Sie riss das braune Klebeband ab und klappte den Deckel auf. Mit einem solchen Durcheinander hatte sie nicht gerechnet. Holzlöffel in jeder Form und Größe, Spachtel und Spritztüllen für die Tortendekoration, die sie schon als Kind fasziniert hatten. Und erst das Nudelholz, mit dem sie ausgelassen durch die Wohnung getobt war, liebevoll beobachtet von der Tante.

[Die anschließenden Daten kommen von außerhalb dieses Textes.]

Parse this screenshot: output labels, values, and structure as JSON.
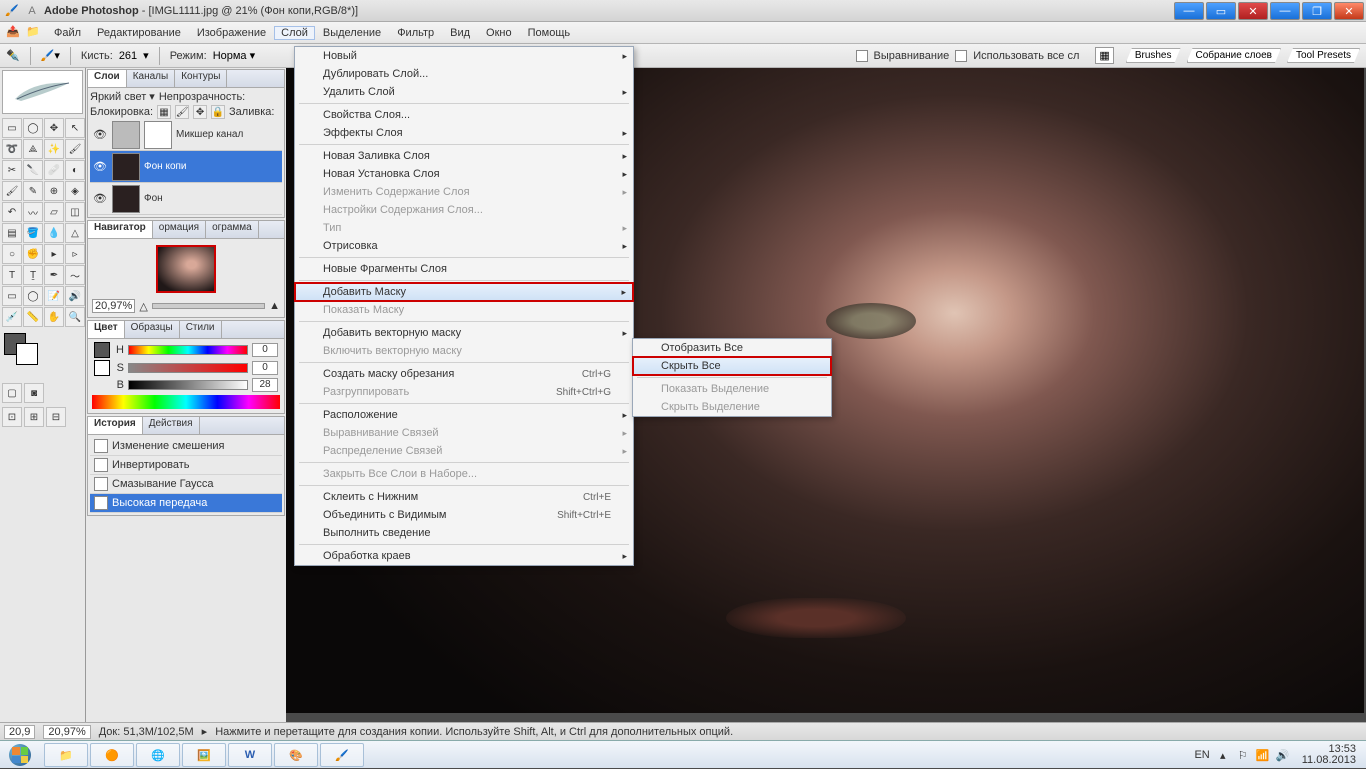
{
  "titlebar": {
    "app": "Adobe Photoshop",
    "doc": "[IMGL1111.jpg @ 21% (Фон копи,RGB/8*)]"
  },
  "menubar": {
    "items": [
      "Файл",
      "Редактирование",
      "Изображение",
      "Слой",
      "Выделение",
      "Фильтр",
      "Вид",
      "Окно",
      "Помощь"
    ]
  },
  "optionbar": {
    "brush_label": "Кисть:",
    "brush_size": "261",
    "mode_label": "Режим:",
    "mode_value": "Норма",
    "align_label": "Выравнивание",
    "useall_label": "Использовать все сл"
  },
  "tabs": [
    "Brushes",
    "Собрание слоев",
    "Tool Presets"
  ],
  "layers_panel": {
    "tabs": [
      "Слои",
      "Каналы",
      "Контуры"
    ],
    "blend_label": "Яркий свет",
    "opacity_label": "Непрозрачность:",
    "lock_label": "Блокировка:",
    "fill_label": "Заливка:",
    "rows": [
      {
        "name": "Микшер канал",
        "kind": "mixer"
      },
      {
        "name": "Фон копи",
        "selected": true
      },
      {
        "name": "Фон"
      }
    ]
  },
  "navigator": {
    "tabs": [
      "Навигатор",
      "ормация",
      "ограмма"
    ],
    "zoom": "20,97%"
  },
  "color_panel": {
    "tabs": [
      "Цвет",
      "Образцы",
      "Стили"
    ],
    "h": {
      "k": "H",
      "v": "0"
    },
    "s": {
      "k": "S",
      "v": "0"
    },
    "b": {
      "k": "B",
      "v": "28"
    }
  },
  "history_panel": {
    "tabs": [
      "История",
      "Действия"
    ],
    "rows": [
      "Изменение смешения",
      "Инвертировать",
      "Смазывание Гаусса",
      "Высокая передача"
    ]
  },
  "menu_layer": [
    {
      "t": "Новый",
      "arrow": true
    },
    {
      "t": "Дублировать Слой..."
    },
    {
      "t": "Удалить Слой",
      "arrow": true
    },
    {
      "sep": true
    },
    {
      "t": "Свойства Слоя..."
    },
    {
      "t": "Эффекты Слоя",
      "arrow": true
    },
    {
      "sep": true
    },
    {
      "t": "Новая Заливка Слоя",
      "arrow": true
    },
    {
      "t": "Новая Установка Слоя",
      "arrow": true
    },
    {
      "t": "Изменить Содержание Слоя",
      "arrow": true,
      "disabled": true
    },
    {
      "t": "Настройки Содержания Слоя...",
      "disabled": true
    },
    {
      "t": "Тип",
      "arrow": true,
      "disabled": true
    },
    {
      "t": "Отрисовка",
      "arrow": true
    },
    {
      "sep": true
    },
    {
      "t": "Новые Фрагменты Слоя"
    },
    {
      "sep": true
    },
    {
      "t": "Добавить Маску",
      "arrow": true,
      "hover": true,
      "red": true
    },
    {
      "t": "Показать Маску",
      "disabled": true
    },
    {
      "sep": true
    },
    {
      "t": "Добавить векторную маску",
      "arrow": true
    },
    {
      "t": "Включить векторную маску",
      "disabled": true
    },
    {
      "sep": true
    },
    {
      "t": "Создать маску обрезания",
      "sc": "Ctrl+G"
    },
    {
      "t": "Разгруппировать",
      "sc": "Shift+Ctrl+G",
      "disabled": true
    },
    {
      "sep": true
    },
    {
      "t": "Расположение",
      "arrow": true
    },
    {
      "t": "Выравнивание Связей",
      "arrow": true,
      "disabled": true
    },
    {
      "t": "Распределение Связей",
      "arrow": true,
      "disabled": true
    },
    {
      "sep": true
    },
    {
      "t": "Закрыть Все Слои в Наборе...",
      "disabled": true
    },
    {
      "sep": true
    },
    {
      "t": "Склеить с Нижним",
      "sc": "Ctrl+E"
    },
    {
      "t": "Объединить с Видимым",
      "sc": "Shift+Ctrl+E"
    },
    {
      "t": "Выполнить сведение"
    },
    {
      "sep": true
    },
    {
      "t": "Обработка краев",
      "arrow": true
    }
  ],
  "submenu_mask": [
    {
      "t": "Отобразить Все"
    },
    {
      "t": "Скрыть Все",
      "hover": true,
      "red": true
    },
    {
      "sep": true
    },
    {
      "t": "Показать Выделение",
      "disabled": true
    },
    {
      "t": "Скрыть Выделение",
      "disabled": true
    }
  ],
  "statusbar": {
    "zoom1": "20,9",
    "zoom2": "20,97%",
    "docsize": "Док: 51,3M/102,5M",
    "hint": "Нажмите и перетащите для создания копии.  Используйте Shift, Alt, и Ctrl для дополнительных опций."
  },
  "tray": {
    "lang": "EN",
    "time": "13:53",
    "date": "11.08.2013"
  }
}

Elisa hielt es sich unter die Nase, schloss die Augen und meinte den Duft von Kakao und Butter, die im Wasserbad schmolzen, riechen zu können. Und sie sah den Mehlbart vor sich, den ihr die Tante aufs Gesicht gemalt hatte. Sie musste schlucken und biss sich auf die Lippen, um nicht in Tränen auszubrechen.

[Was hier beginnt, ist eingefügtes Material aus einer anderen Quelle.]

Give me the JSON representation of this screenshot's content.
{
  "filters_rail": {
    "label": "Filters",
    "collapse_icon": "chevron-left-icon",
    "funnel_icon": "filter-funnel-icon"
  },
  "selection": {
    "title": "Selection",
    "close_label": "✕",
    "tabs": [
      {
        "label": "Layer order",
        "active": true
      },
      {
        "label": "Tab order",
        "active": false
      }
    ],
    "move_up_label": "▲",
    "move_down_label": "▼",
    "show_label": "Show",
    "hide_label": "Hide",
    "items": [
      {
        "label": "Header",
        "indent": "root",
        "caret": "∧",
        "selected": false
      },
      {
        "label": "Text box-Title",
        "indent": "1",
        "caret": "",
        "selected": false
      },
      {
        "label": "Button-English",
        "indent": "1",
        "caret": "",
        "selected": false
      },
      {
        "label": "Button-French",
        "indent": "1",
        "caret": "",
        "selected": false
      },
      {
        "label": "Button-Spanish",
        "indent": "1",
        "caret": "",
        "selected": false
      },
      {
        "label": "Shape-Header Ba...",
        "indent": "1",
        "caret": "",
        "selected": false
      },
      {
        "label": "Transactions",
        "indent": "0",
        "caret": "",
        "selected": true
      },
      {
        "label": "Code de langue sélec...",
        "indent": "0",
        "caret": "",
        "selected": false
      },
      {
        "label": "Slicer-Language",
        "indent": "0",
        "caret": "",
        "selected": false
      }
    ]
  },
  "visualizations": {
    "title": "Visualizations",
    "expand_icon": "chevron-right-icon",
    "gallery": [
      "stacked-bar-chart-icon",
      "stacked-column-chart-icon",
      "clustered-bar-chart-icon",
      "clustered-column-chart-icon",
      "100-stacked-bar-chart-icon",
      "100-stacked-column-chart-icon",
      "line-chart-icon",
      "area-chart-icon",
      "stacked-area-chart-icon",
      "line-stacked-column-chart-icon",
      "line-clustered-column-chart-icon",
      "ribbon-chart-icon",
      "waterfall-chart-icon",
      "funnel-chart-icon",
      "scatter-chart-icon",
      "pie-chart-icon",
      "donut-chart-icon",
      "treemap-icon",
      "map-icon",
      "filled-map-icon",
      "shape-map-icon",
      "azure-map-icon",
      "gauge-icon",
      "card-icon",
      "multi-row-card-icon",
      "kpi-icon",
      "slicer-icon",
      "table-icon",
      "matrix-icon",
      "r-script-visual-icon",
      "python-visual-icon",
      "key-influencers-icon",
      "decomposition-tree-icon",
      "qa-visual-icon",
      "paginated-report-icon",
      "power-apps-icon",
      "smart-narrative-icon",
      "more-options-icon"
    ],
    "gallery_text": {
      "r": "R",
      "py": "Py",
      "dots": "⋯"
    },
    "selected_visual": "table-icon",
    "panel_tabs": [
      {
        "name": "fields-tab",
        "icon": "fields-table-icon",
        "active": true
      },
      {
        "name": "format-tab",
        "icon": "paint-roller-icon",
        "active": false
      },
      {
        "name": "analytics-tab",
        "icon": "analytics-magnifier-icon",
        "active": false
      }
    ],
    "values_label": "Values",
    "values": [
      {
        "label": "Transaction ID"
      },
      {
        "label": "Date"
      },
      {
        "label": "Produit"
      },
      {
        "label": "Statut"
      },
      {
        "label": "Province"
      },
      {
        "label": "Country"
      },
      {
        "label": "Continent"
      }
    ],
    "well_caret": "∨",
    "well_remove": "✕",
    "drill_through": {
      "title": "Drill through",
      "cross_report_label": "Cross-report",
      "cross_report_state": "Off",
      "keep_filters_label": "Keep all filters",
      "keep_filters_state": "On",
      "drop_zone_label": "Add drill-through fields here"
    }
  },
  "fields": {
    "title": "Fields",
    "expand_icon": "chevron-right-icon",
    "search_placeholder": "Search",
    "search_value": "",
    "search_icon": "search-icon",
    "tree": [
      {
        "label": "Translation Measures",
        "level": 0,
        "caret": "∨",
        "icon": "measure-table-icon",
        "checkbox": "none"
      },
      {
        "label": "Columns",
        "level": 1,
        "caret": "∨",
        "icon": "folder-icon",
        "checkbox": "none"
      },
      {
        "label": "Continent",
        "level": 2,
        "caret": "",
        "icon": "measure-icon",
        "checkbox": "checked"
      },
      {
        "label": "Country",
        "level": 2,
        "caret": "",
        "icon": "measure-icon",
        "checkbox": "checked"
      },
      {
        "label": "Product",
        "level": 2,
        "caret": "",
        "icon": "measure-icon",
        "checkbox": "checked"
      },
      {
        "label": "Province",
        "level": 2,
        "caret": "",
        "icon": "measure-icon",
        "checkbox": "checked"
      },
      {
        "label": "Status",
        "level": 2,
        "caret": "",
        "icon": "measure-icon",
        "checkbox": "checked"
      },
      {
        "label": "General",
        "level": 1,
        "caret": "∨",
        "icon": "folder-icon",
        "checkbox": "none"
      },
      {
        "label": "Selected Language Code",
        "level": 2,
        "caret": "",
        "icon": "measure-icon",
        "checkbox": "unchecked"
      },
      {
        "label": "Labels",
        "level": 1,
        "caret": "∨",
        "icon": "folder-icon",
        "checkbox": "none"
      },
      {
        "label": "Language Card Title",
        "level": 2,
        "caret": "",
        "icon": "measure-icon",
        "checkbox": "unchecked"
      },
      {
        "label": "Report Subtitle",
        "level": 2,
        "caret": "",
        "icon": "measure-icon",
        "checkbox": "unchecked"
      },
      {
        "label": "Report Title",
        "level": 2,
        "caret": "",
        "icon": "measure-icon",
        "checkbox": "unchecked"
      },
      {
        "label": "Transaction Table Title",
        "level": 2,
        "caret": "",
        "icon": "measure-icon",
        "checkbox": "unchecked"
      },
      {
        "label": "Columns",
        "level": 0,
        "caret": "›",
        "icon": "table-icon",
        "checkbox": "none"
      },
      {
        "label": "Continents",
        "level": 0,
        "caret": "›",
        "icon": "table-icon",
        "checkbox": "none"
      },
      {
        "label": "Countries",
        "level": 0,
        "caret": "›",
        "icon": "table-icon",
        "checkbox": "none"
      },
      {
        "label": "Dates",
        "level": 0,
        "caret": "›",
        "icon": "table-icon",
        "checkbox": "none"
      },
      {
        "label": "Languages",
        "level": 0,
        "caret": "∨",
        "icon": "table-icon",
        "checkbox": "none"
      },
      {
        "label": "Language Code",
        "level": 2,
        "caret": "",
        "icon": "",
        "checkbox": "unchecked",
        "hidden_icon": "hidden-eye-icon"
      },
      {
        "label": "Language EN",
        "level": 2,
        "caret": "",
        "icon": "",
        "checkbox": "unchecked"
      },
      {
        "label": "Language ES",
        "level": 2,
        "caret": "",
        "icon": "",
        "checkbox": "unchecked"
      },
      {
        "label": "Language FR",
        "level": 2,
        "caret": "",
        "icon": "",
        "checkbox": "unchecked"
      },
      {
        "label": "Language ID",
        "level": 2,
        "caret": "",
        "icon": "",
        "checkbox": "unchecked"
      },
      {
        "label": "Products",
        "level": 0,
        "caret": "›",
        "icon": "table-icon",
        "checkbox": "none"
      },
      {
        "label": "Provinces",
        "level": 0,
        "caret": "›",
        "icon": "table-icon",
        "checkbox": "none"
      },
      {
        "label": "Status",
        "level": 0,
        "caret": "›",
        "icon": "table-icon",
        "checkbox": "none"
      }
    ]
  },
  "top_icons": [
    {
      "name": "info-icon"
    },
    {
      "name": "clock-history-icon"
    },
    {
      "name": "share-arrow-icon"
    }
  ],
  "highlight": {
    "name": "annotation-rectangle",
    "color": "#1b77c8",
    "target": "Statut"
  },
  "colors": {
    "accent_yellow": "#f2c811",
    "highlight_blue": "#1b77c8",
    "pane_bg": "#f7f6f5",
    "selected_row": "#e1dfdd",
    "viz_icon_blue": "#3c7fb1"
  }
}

Ihre Tante war immer älter und gebrechlicher geworden, ohne dass es ihr richtig zu Bewusstsein gekommen war. Oder hatte sie es einfach nicht wahrhaben wollen? Für sie hätte alles so bleiben können, wie es immer gewesen war: Die Tante hatte die Nichte verwöhnt und umsorgt, bis irgendwann die Zeit gekommen war, wo es sich hätte umkehren müssen. Doch Elisa hatte nicht gemerkt, wie schlecht es der alten Dame ging. Nicht bis zu dem Anruf, dass sie ins Krankenhaus eingeliefert worden war. Nur für ein paar Tage, nur zur Kontrolle, hatte man sie beschwichtigt.

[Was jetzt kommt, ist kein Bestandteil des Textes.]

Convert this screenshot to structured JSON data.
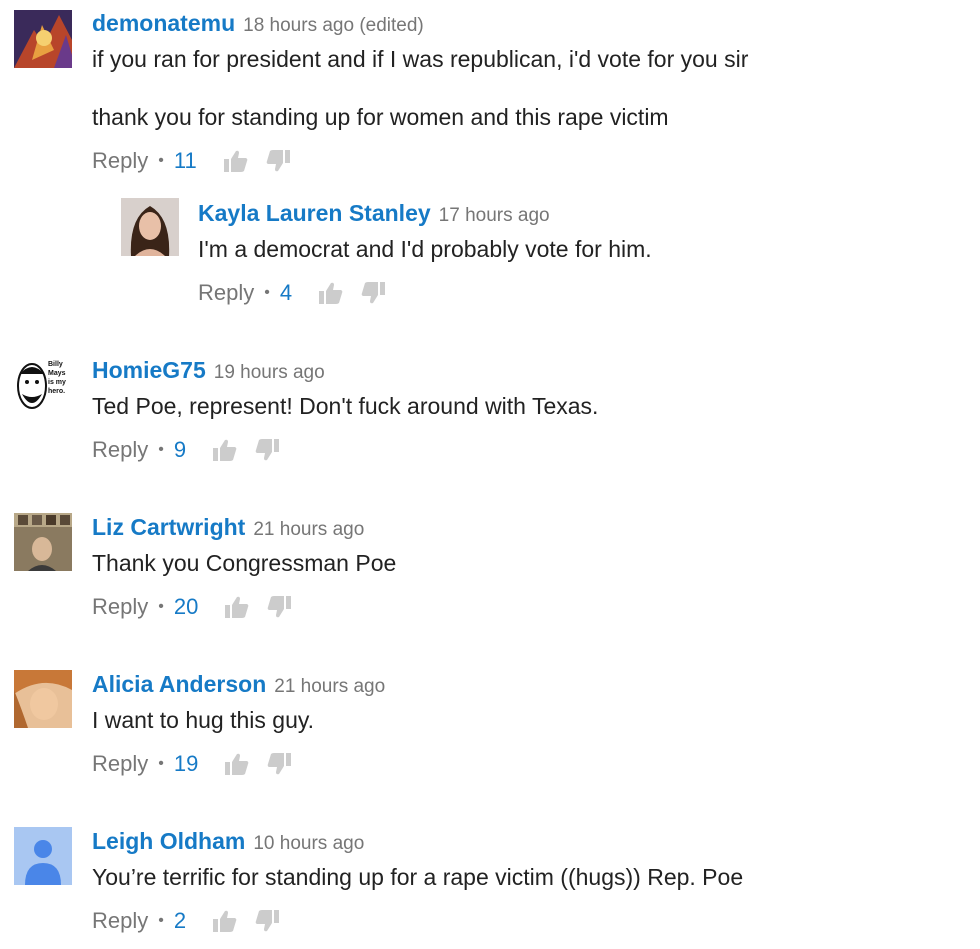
{
  "comments": [
    {
      "author": "demonatemu",
      "time": "18 hours ago (edited)",
      "lines": [
        "if you ran for president and if I was republican, i'd vote for you sir",
        "thank you for standing up for women and this rape victim"
      ],
      "reply": "Reply",
      "likes": "11",
      "avatar": "game-art-avatar",
      "replies": [
        {
          "author": "Kayla Lauren Stanley",
          "time": "17 hours ago",
          "lines": [
            "I'm a democrat and I'd probably vote for him."
          ],
          "reply": "Reply",
          "likes": "4",
          "avatar": "photo-avatar"
        }
      ]
    },
    {
      "author": "HomieG75",
      "time": "19 hours ago",
      "lines": [
        "Ted Poe, represent! Don't fuck around with Texas."
      ],
      "reply": "Reply",
      "likes": "9",
      "avatar": "billy-mays-avatar",
      "avatar_text": [
        "Billy",
        "Mays",
        "is my",
        "hero."
      ]
    },
    {
      "author": "Liz Cartwright",
      "time": "21 hours ago",
      "lines": [
        "Thank you Congressman Poe"
      ],
      "reply": "Reply",
      "likes": "20",
      "avatar": "photo-avatar"
    },
    {
      "author": "Alicia Anderson",
      "time": "21 hours ago",
      "lines": [
        "I want to hug this guy."
      ],
      "reply": "Reply",
      "likes": "19",
      "avatar": "photo-avatar"
    },
    {
      "author": "Leigh Oldham",
      "time": "10 hours ago",
      "lines": [
        "You’re terrific for standing up for a rape victim ((hugs)) Rep. Poe"
      ],
      "reply": "Reply",
      "likes": "2",
      "avatar": "default-user-avatar"
    }
  ],
  "colors": {
    "author": "#167ac6",
    "meta": "#767676",
    "thumb": "#cccccc",
    "default_avatar_bg": "#a9c7f2",
    "default_avatar_fg": "#4a86e8"
  }
}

Und dann war sie nicht wiedergekommmen.

Sie hatte sich nicht mal richtig von ihr verabschieden können, was ihr bis heute wehtat. Bei ihrem letzten Besuch hatte sie sich auf leisen Sohlen aus dem Zimmer geschlichen, ihre Tante schien so ruhig und friedlich zu schlafen, dass sie sie nicht stören mochte. Warum sie aufwecken? Am nächsten Tag war Samstag, da würde sie früher herkommen und länger bleiben. Niemals hätte sie damit gerechnet, dass man sie am Abend um elf aus dem Krankenhaus anrufen und ihr mitteilen würde, dass ihre Tante gestorben war. Am nächsten Morgen hatte sie dann vor der sterblichen Hülle gestanden, die so fremd wirkte, dass sie einen Moment lang dachte, da liege ein ganz anderer Mensch.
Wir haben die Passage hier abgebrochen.